Klopp revealed how the Liverpool dressing room is dealing with the attention the prolific goalscorer is receiving.

"It is a really good group and with Mo everyone really likes the hype around him, all the boys," he said.

"When we came out for the Champions League training before Manchester City, I said, 'Come on everybody, let's go out naked because no one will realise, they are just looking at Mo'. No problem. Mo is so thankful. Now we go to Rome I don't think the hype will be a little bit less."

Salah said he still kept in touch with his friends in Italy. "It's my old club. I love the fans there and they love me, too," he said."I still talk to most of the players there. We were very close to each other and we are good friends.

"Of course, I have happy memories. We played together for two years and were fighting together in all the games."

There are also links between Liverpool and Roma at boardroom level, both owned by Boston investors. The American ownership group which purchased the Italian club in 2011 was led by Thomas R DiBenedetto, who prior to the takeover was a partner in Fenway Sports Group, Liverpool's owner.

DiBenedetto has since stepped aside as chairman, and Roma are now led by another Bostonian, James Pallotta.
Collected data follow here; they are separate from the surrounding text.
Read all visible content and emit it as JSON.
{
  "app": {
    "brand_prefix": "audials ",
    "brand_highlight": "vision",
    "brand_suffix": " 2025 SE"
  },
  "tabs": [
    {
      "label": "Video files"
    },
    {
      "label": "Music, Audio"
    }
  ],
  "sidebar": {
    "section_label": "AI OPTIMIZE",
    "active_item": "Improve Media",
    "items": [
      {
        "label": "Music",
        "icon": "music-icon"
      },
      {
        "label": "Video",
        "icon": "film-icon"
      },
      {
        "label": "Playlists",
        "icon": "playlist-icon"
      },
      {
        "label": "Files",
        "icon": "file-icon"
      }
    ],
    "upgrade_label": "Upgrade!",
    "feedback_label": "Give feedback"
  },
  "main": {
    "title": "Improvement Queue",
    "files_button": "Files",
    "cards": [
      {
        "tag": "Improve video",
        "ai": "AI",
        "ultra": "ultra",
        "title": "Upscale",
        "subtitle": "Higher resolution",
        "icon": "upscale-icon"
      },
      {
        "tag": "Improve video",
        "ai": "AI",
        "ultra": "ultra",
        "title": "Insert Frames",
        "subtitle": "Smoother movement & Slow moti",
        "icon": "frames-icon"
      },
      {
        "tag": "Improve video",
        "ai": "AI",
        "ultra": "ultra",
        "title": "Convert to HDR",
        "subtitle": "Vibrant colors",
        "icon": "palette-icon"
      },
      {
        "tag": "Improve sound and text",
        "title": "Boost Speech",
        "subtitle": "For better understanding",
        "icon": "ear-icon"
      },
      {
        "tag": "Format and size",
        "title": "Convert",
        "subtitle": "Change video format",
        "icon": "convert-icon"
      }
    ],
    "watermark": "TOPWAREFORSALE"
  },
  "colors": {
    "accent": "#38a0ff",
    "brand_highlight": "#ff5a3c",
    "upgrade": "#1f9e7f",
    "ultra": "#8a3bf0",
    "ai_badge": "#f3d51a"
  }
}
Like Liverpool, they sit in a Champions League place in their domestic league.

Before the first leg at Anfield on April 24, and return eight days later, Klopp has demanded his players re-focus on domestic duty, starting with a Premier League meeting against Bournemouth this evening.


"When I hear people say we are already qualified for the Champions League (next season), how can we think it not possible Chelsea will win the next three?" said Klopp.

"We should concentrate only on Rome? Wow. Bournemouth is really difficult, West Brom may be relegated and thinking completely free to create a good football game for their fans and Stoke might see it as their last chance. It's full throttle.

"When you are constantly told you are fantastic, it is the first step towards not being fantastic any more. We have to stay really angry."